Add the qualifications:
lm(salary ~ minority + yos + edyrs + grade, dat = opm2008) %>% summary()
##
## Call:
## lm(formula = salary ~ minority + yos + edyrs + grade, data = opm2008)
##
## Residuals:
## Min 1Q Median 3Q Max
## -31736 -8128 -917 6631 114283
##
## Coefficients:
## Estimate Std. Error t value Pr(>|t|)
## (Intercept) -32124.26 799.44 -40.184 <2e-16 ***
## minority 340.38 260.92 1.305 0.192
## yos 380.20 12.03 31.593 <2e-16 ***
## edyrs 1354.16 59.16 22.888 <2e-16 ***
## grade 7514.54 47.87 156.987 <2e-16 ***
## ---
## Signif. codes: 0 '***' 0.001 '**' 0.01 '*' 0.05 '.' 0.1 ' ' 1
##
## Residual standard error: 11670 on 9061 degrees of freedom
## (8 observations deleted due to missingness)

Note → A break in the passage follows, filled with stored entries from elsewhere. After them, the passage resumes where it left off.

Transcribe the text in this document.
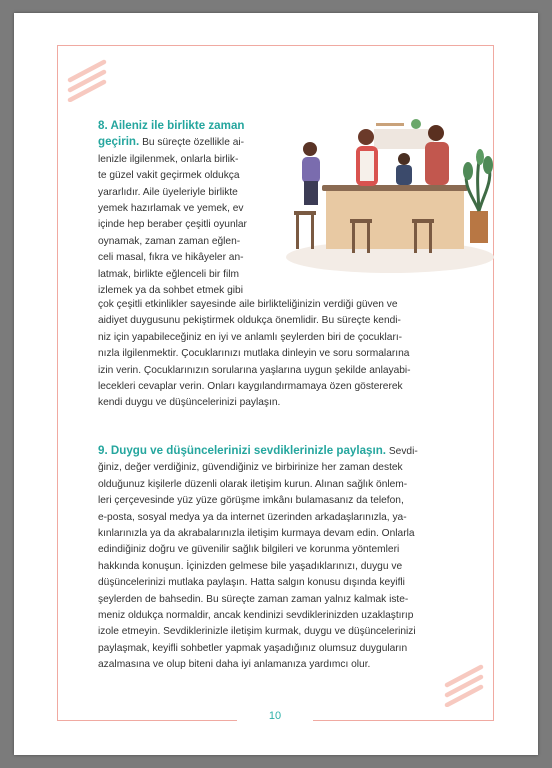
8. Aileniz ile birlikte zaman
geçirin. Bu süreçte özellikle ai-
lenizle ilgilenmek, onlarla birlik-
te güzel vakit geçirmek oldukça
yararlıdır. Aile üyeleriyle birlikte
yemek hazırlamak ve yemek, ev
içinde hep beraber çeşitli oyunlar
oynamak, zaman zaman eğlen-
celi masal, fıkra ve hikâyeler an-
latmak, birlikte eğlenceli bir film
izlemek ya da sohbet etmek gibi
çok çeşitli etkinlikler sayesinde aile birlikteliğinizin verdiği güven ve
aidiyet duygusunu pekiştirmek oldukça önemlidir. Bu süreçte kendi-
niz için yapabileceğiniz en iyi ve anlamlı şeylerden biri de çocukları-
nızla ilgilenmektir. Çocuklarınızı mutlaka dinleyin ve soru sormalarına
izin verin. Çocuklarınızın sorularına yaşlarına uygun şekilde anlayabi-
lecekleri cevaplar verin. Onları kaygılandırmamaya özen göstererek
kendi duygu ve düşüncelerinizi paylaşın.
9. Duygu ve düşüncelerinizi sevdiklerinizle paylaşın. Sevdi-
ğiniz, değer verdiğiniz, güvendiğiniz ve birbirinize her zaman destek
olduğunuz kişilerle düzenli olarak iletişim kurun. Alınan sağlık önlem-
leri çerçevesinde yüz yüze görüşme imkânı bulamasanız da telefon,
e-posta, sosyal medya ya da internet üzerinden arkadaşlarınızla, ya-
kınlarınızla ya da akrabalarınızla iletişim kurmaya devam edin. Onlarla
edindiğiniz doğru ve güvenilir sağlık bilgileri ve korunma yöntemleri
hakkında konuşun. İçinizden gelmese bile yaşadıklarınızı, duygu ve
düşüncelerinizi mutlaka paylaşın. Hatta salgın konusu dışında keyifli
şeylerden de bahsedin. Bu süreçte zaman zaman yalnız kalmak iste-
meniz oldukça normaldir, ancak kendinizi sevdiklerinizden uzaklaştırıp
izole etmeyin. Sevdiklerinizle iletişim kurmak, duygu ve düşüncelerinizi
paylaşmak, keyifli sohbetler yapmak yaşadığınız olumsuz duyguların
azalmasına ve olup biteni daha iyi anlamanıza yardımcı olur.
10
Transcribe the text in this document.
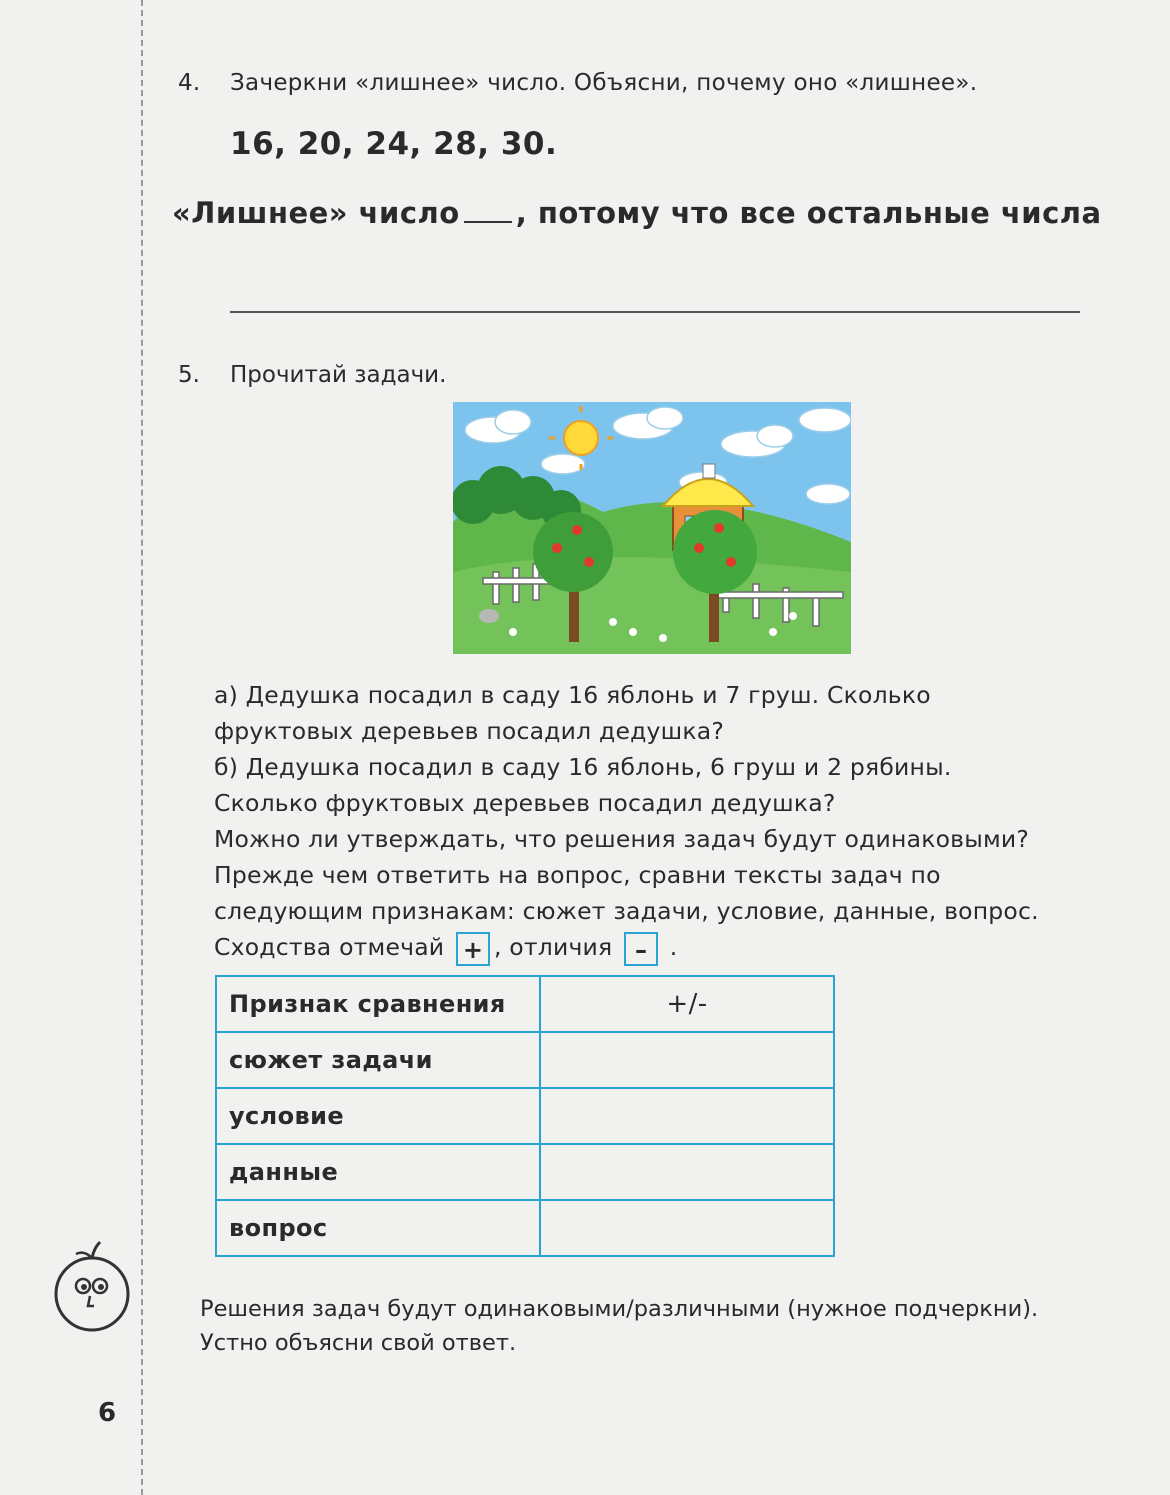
4. Зачеркни «лишнее» число. Объясни, почему оно «лишнее».
16, 20, 24, 28, 30.
«Лишнее» число , потому что все остальные числа
5. Прочитай задачи.
а) Дедушка посадил в саду 16 яблонь и 7 груш. Сколько
фруктовых деревьев посадил дедушка?
б) Дедушка посадил в саду 16 яблонь, 6 груш и 2 рябины.
Сколько фруктовых деревьев посадил дедушка?
Можно ли утверждать, что решения задач будут одинаковыми?
Прежде чем ответить на вопрос, сравни тексты задач по
следующим признакам: сюжет задачи, условие, данные, вопрос.
Сходства отмечай + , отличия – .
Признак сравнения	+/-
сюжет задачи	
условие	
данные	
вопрос	
Решения задач будут одинаковыми/различными (нужное подчеркни).
Устно объясни свой ответ.
6
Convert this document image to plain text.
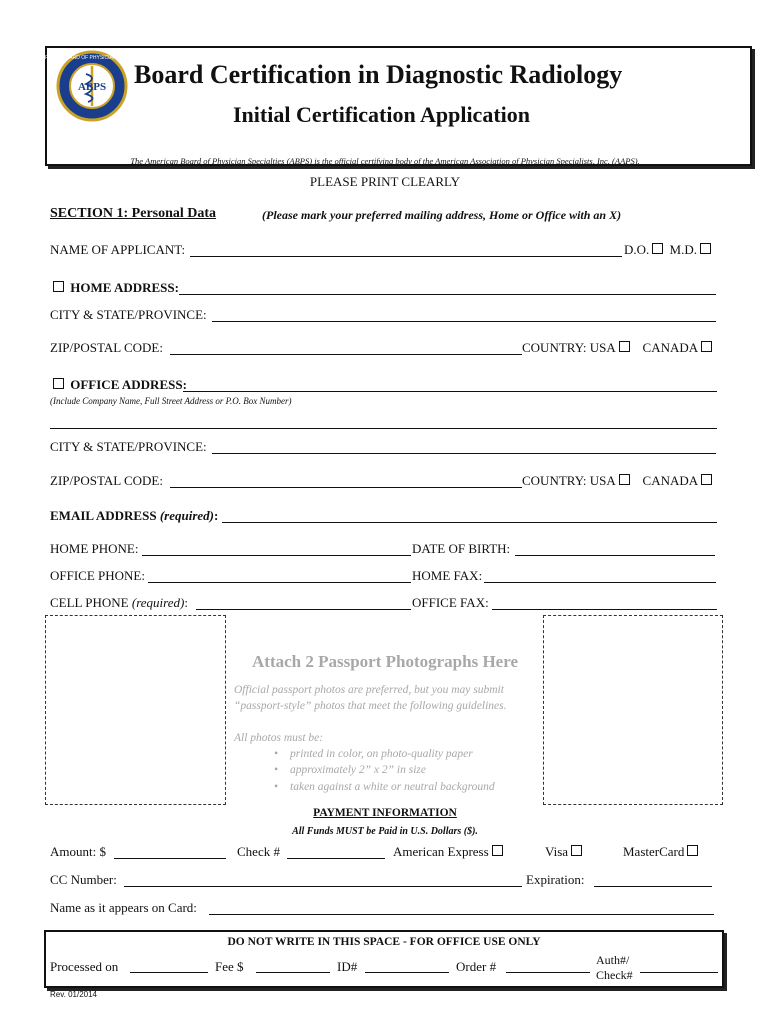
ABPS
AMERICAN BOARD OF PHYSICIAN SPECIALTIES
Board Certification in Diagnostic Radiology
Initial Certification Application
The American Board of Physician Specialties (ABPS) is the official certifying body of the American Association of Physician Specialists, Inc. (AAPS).
PLEASE PRINT CLEARLY
SECTION 1: Personal Data	(Please mark your preferred mailing address, Home or Office with an X)
NAME OF APPLICANT:	D.O. M.D.
HOME ADDRESS:
CITY & STATE/PROVINCE:
ZIP/POSTAL CODE:	COUNTRY: USA CANADA
OFFICE ADDRESS:
(Include Company Name, Full Street Address or P.O. Box Number)
CITY & STATE/PROVINCE:
ZIP/POSTAL CODE:	COUNTRY: USA CANADA
EMAIL ADDRESS (required):
HOME PHONE:	DATE OF BIRTH:
OFFICE PHONE:	HOME FAX:
CELL PHONE (required):	OFFICE FAX:
Attach 2 Passport Photographs Here
Official passport photos are preferred, but you may submit
“passport-style” photos that meet the following guidelines.
All photos must be:
• printed in color, on photo-quality paper
• approximately 2” x 2” in size
• taken against a white or neutral background
PAYMENT INFORMATION
All Funds MUST be Paid in U.S. Dollars ($).
Amount: $	Check #	American Express	Visa	MasterCard
CC Number:	Expiration:
Name as it appears on Card:
DO NOT WRITE IN THIS SPACE - FOR OFFICE USE ONLY
Processed on	Fee $	ID#	Order #	Auth#/
Check#
Rev. 01/2014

## Multiple R-squared: 0.8417, Adjusted R-squared: 0.8416
## F-statistic: 1.204e+04 on 4 and 9061 DF, p-value: < 2.2e-16
lm(salary ~ minority + yos + edyrs + grade, dat = opm2008) %>% confint()
## 2.5 % 97.5 %
## (Intercept) -33691.3398 -30557.1813
## minority -171.0779 851.8315
## yos 356.6078 403.7879
## edyrs 1238.1839 1470.1373
## grade 7420.7098 7608.3716
From this data, we can conclude that qualifications do influence minority salary greatly. This regression does conclude that with the appropriate skills, minorities can earn 171 dollars less than or up to 851 dollars more than nonminorities. Since it’s statistically significant, we can safely determine that this can be used for the population.
According to both of these samples, minorities and females deal with an unfair wage gap. For females from 1994 to 2008, their salary is still considerably lower than men. Even with the same experience and qualifications, the pay is still inferior. This displays the apparent lack of respect for women in this country. With 50% of our workforce unable to earn what they deserve, America needs to work harder for their female citizens.
With Minorities, in 1994 sample, their salary was lower than nonminorities, however in 2008, minorities started earning more. As America progresses, the wage difference between minorities and nonminorities begin to close. This country is finally recognizing the importance and the impact that minorities have on this nation.